Regresaría a casa para comer algo, vería las actividades pendientes de organización del consejo estudiantil pues el ciclo escolar pronto terminaría (el tiempo transcurría extrañamente rápido y lento a la vez), adelantaría algo de las tareas, quizás estudiaría un poco, luego tomaría la mochila para el entrenamiento con el equipo de la universidad, sus libros, y se marcharía temprano para llegar a tiempo. La puntualidad era algo con lo que no le gustaba jugar. Después llamaría a Violeta para ver dónde y qué estaba haciendo, y si...

La normalidad terminó irremediablemente en esa parte.

Su hermana se había marchado con sus amigas, pero ¿Y si la atacaban? ¿Qué si los inquisidores la secuestraban? ¿O si Leo llegaba mientras estaba sola, sin sus pilares? Los Templarios no podrían protegerla...o quizás no querrían, todavía no estaban seguros que tanto podían confiar en ellos; a decir verdad ¿En quién podía confiar realmente? Porque él lo sabía, había visto perfectamente las dudas en el rostro de su madre, el terror en los padres de Violeta, alguien los había traicionado.

Entonces los recuerdos se volvieron cosas vivas a su alrededor, y a pesar de la advertencia de los Serafines por que se calmara, de saber que las sombras del destino no estaban alterando su visión, el escenario a su alrededor se tiñó de sangre, y el cuerpo de su madre volvió aparecer ante sus ojos.

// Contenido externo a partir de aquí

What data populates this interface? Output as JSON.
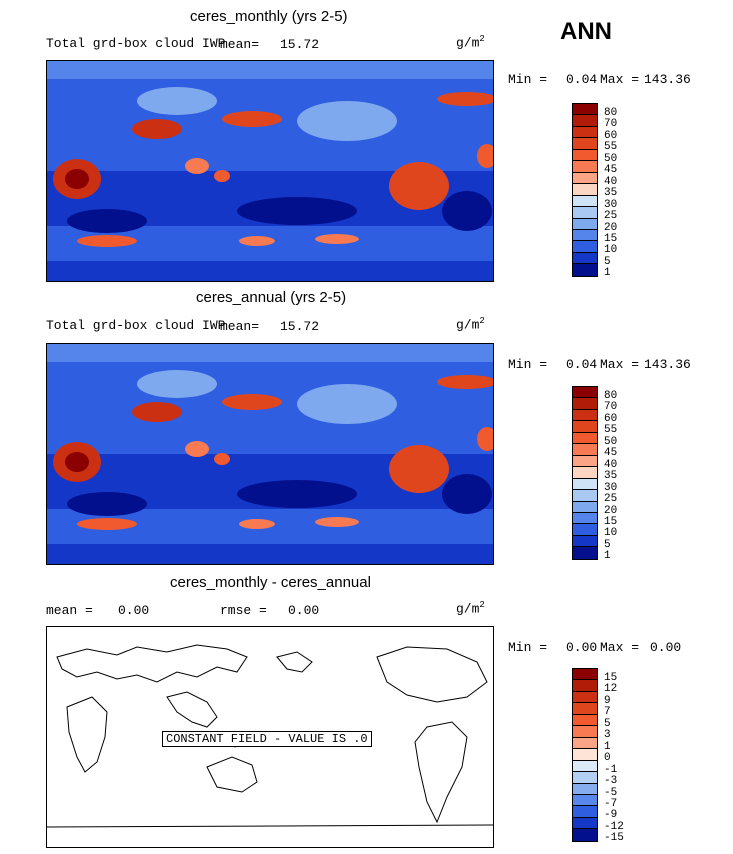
{
  "season": "ANN",
  "panels": [
    {
      "title": "ceres_monthly (yrs 2-5)",
      "variable": "Total grd-box cloud IWP",
      "mean_label": "mean=",
      "mean_value": "15.72",
      "units_base": "g/m",
      "units_exp": "2",
      "min_label": "Min =",
      "min_value": "0.04",
      "max_label": "Max =",
      "max_value": "143.36",
      "levels": [
        "80",
        "70",
        "60",
        "55",
        "50",
        "45",
        "40",
        "35",
        "30",
        "25",
        "20",
        "15",
        "10",
        "5",
        "1"
      ]
    },
    {
      "title": "ceres_annual (yrs 2-5)",
      "variable": "Total grd-box cloud IWP",
      "mean_label": "mean=",
      "mean_value": "15.72",
      "units_base": "g/m",
      "units_exp": "2",
      "min_label": "Min =",
      "min_value": "0.04",
      "max_label": "Max =",
      "max_value": "143.36",
      "levels": [
        "80",
        "70",
        "60",
        "55",
        "50",
        "45",
        "40",
        "35",
        "30",
        "25",
        "20",
        "15",
        "10",
        "5",
        "1"
      ]
    },
    {
      "title": "ceres_monthly - ceres_annual",
      "mean_label": "mean =",
      "mean_value": "0.00",
      "rmse_label": "rmse =",
      "rmse_value": "0.00",
      "units_base": "g/m",
      "units_exp": "2",
      "min_label": "Min =",
      "min_value": "0.00",
      "max_label": "Max =",
      "max_value": "0.00",
      "levels": [
        "15",
        "12",
        "9",
        "7",
        "5",
        "3",
        "1",
        "0",
        "-1",
        "-3",
        "-5",
        "-7",
        "-9",
        "-12",
        "-15"
      ],
      "constant_note": "CONSTANT FIELD - VALUE IS .0"
    }
  ],
  "colors": {
    "abs_scale": [
      "#8b0000",
      "#b01c08",
      "#cc3012",
      "#e0461e",
      "#f05a2e",
      "#f77a52",
      "#fba486",
      "#fcd6c2",
      "#cfe3f7",
      "#a9c9f2",
      "#7fa9ee",
      "#5585ea",
      "#2f5fe0",
      "#1537c8",
      "#02108e"
    ],
    "diff_scale": [
      "#8b0000",
      "#b01c08",
      "#cc3012",
      "#e0461e",
      "#f05a2e",
      "#f77a52",
      "#fba486",
      "#fde4d6",
      "#dbe9f8",
      "#b3cff2",
      "#86adee",
      "#5a87ea",
      "#2f5fe0",
      "#1537c8",
      "#02108e"
    ]
  }
}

El estómago del Profeta se trasladó hasta su garganta, mientras que sus músculos se volvían de gelatina, haciéndolo incapaz de sostener su propio peso. El terror que lo envolvió le perló la piel en un sudor helado, que se mezcló con las gotas de la ducha que acababa de tomar y congelaron su sistema nervioso.

Estaba poniendo todo de su parte para mantener su mente estable, pero cada minuto que pasaba le resultaba más difícil ignorar lo que había visto, y lo que ahora sabía. El miedo se lo estaba comiendo vivo, el dolor lo asfixiaba, y el odio le quemaba como lava en sus venas; si a eso le sumaba las constantes voces del primer coro de ángeles, no le costaba mucho convencerse de que su cordura estaba bailando en la cuerda floja.

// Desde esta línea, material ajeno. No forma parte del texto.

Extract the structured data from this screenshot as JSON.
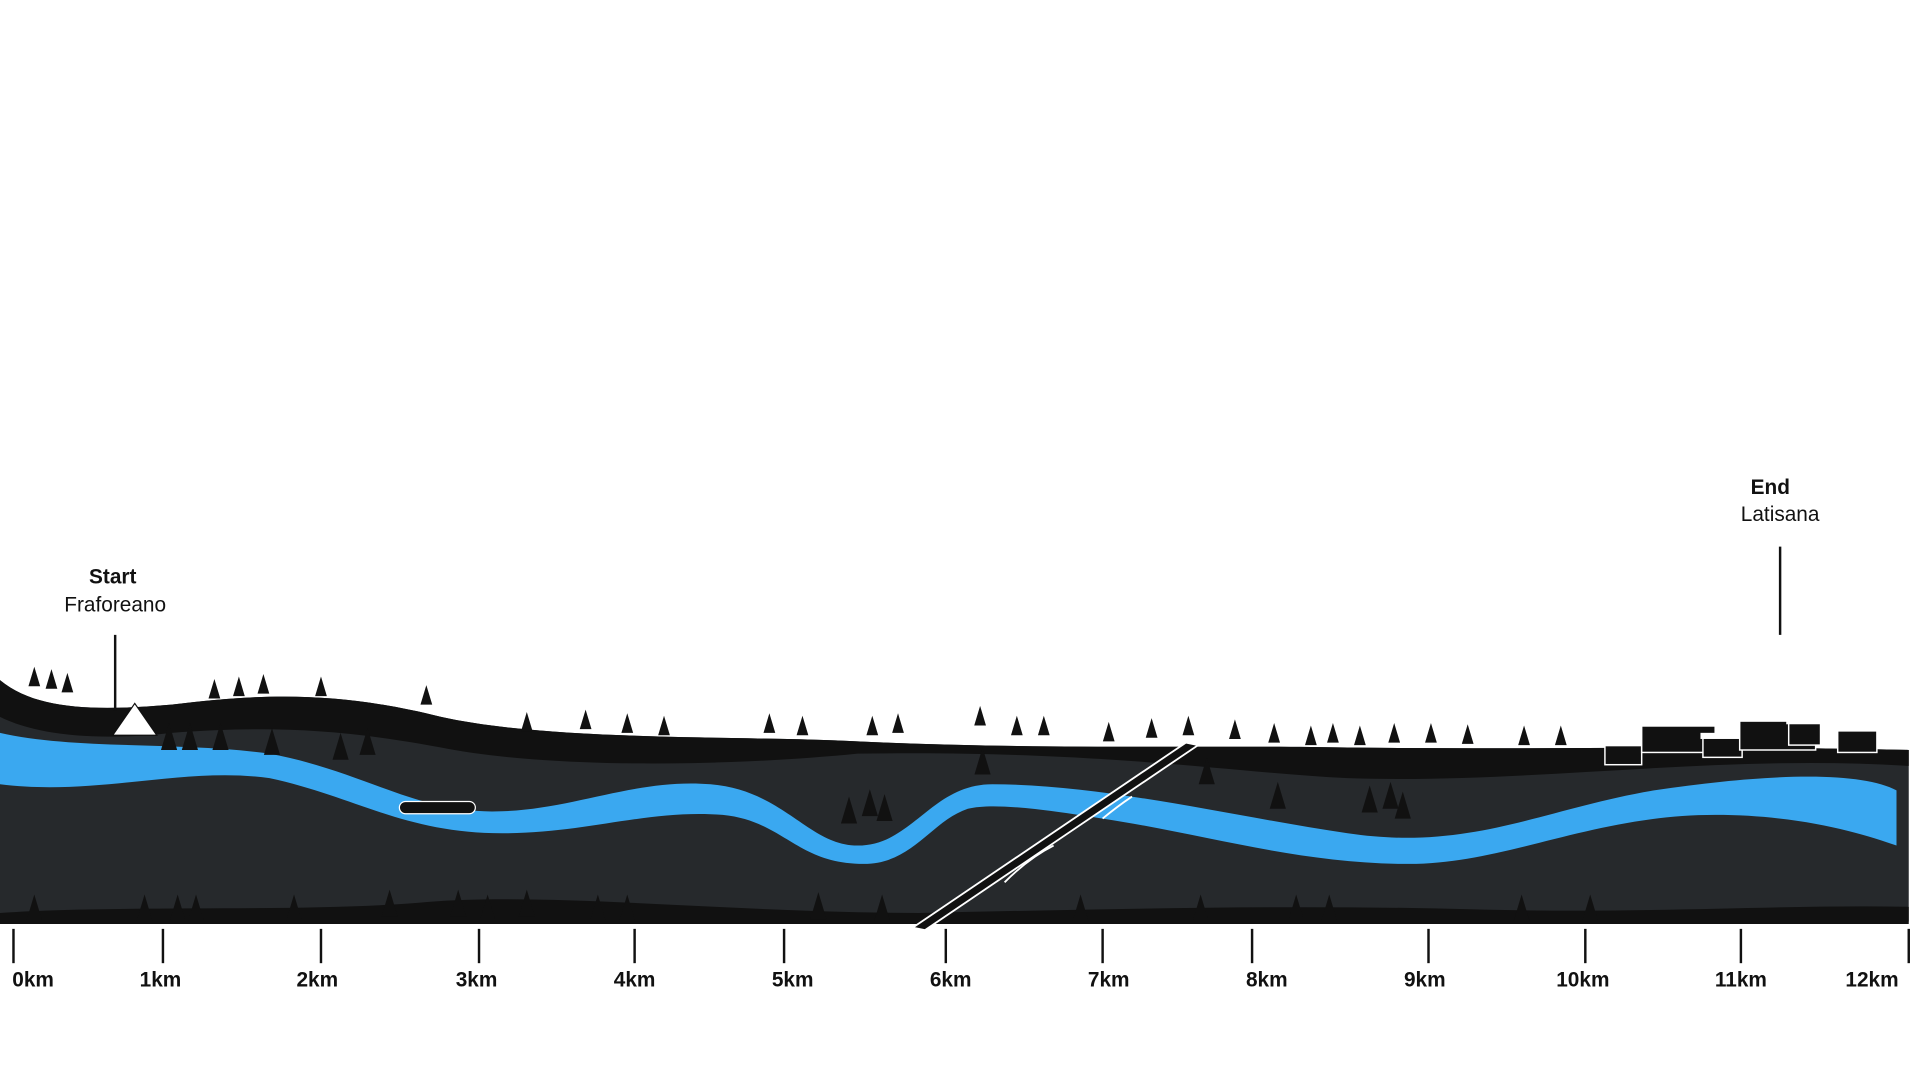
{
  "start": {
    "title": "Start",
    "place": "Fraforeano"
  },
  "end": {
    "title": "End",
    "place": "Latisana"
  },
  "scale": {
    "ticks": [
      "0km",
      "1km",
      "2km",
      "3km",
      "4km",
      "5km",
      "6km",
      "7km",
      "8km",
      "9km",
      "10km",
      "11km",
      "12km"
    ]
  }
}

De pronto sus ideas se vieron interrumpidas por una voz que, para su suerte y sorpresa, no provenía del interior de su cabeza.

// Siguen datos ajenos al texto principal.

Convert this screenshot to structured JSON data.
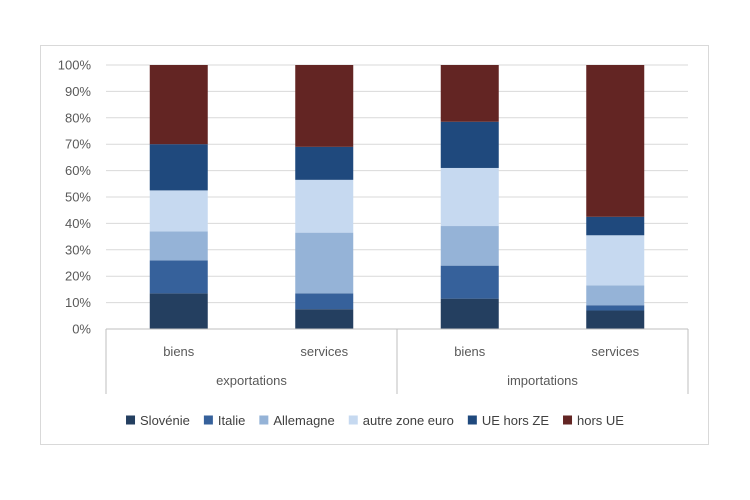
{
  "chart_data": {
    "type": "bar",
    "stacked": true,
    "percent": true,
    "groups": [
      {
        "label": "exportations",
        "categories": [
          "biens",
          "services"
        ]
      },
      {
        "label": "importations",
        "categories": [
          "biens",
          "services"
        ]
      }
    ],
    "categories": [
      "biens",
      "services",
      "biens",
      "services"
    ],
    "series": [
      {
        "name": "Slovénie",
        "color": "#243f60",
        "values": [
          13.5,
          7.5,
          11.5,
          7.0
        ]
      },
      {
        "name": "Italie",
        "color": "#36619b",
        "values": [
          12.5,
          6.0,
          12.5,
          2.0
        ]
      },
      {
        "name": "Allemagne",
        "color": "#95b3d7",
        "values": [
          11.0,
          23.0,
          15.0,
          7.5
        ]
      },
      {
        "name": "autre zone euro",
        "color": "#c6d9f0",
        "values": [
          15.5,
          20.0,
          22.0,
          19.0
        ]
      },
      {
        "name": "UE hors ZE",
        "color": "#1f497d",
        "values": [
          17.5,
          12.5,
          17.5,
          7.0
        ]
      },
      {
        "name": "hors UE",
        "color": "#632523",
        "values": [
          30.0,
          31.0,
          21.5,
          57.5
        ]
      }
    ],
    "ylim": [
      0,
      100
    ],
    "yticks": [
      "0%",
      "10%",
      "20%",
      "30%",
      "40%",
      "50%",
      "60%",
      "70%",
      "80%",
      "90%",
      "100%"
    ],
    "grid": true,
    "legend_position": "bottom"
  }
}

-¡Daniel!-. Esteban estaba parado a un lado suyo, semi agachado para poder mirarlo a la cara, ya que él se estaba sosteniendo las rodillas para mantenerse en pie. -¿Qué te pasa?-. Preguntó con el ceño fruncido. Había dicho su nombre unas ocho veces antes de lograr captar su atención

El mayor de los Cábala respiró profundamente tratando de centrarse, desafortunadamente, cuando levantó la mirada para centrarse en su amigo, lo único que pudo ver fue la herida que probablemente le llevaría a su muerte; cosa que no hizo nada por bajar el nivel de estrés en el que ya se encontraba, y que volvió irrefrenable el impulso por vaciar su desayuno.

En una carrera que no supo cómo logró librar, Daniel llegó hasta el retrete y dejó que el contenido de su estómago escapara por su boca. No había tomado gran cantidad de alimentos ese fin de semana, porque se le estaba haciendo bastante difícil mantenerlos en su interior; pero consciente de que no podía darse el lujo de debilitarse, de todos modos estaba consumiendo algunas cosas. Aunque francamente, el esfuerzo le parecía totalmente inútil en ese momento.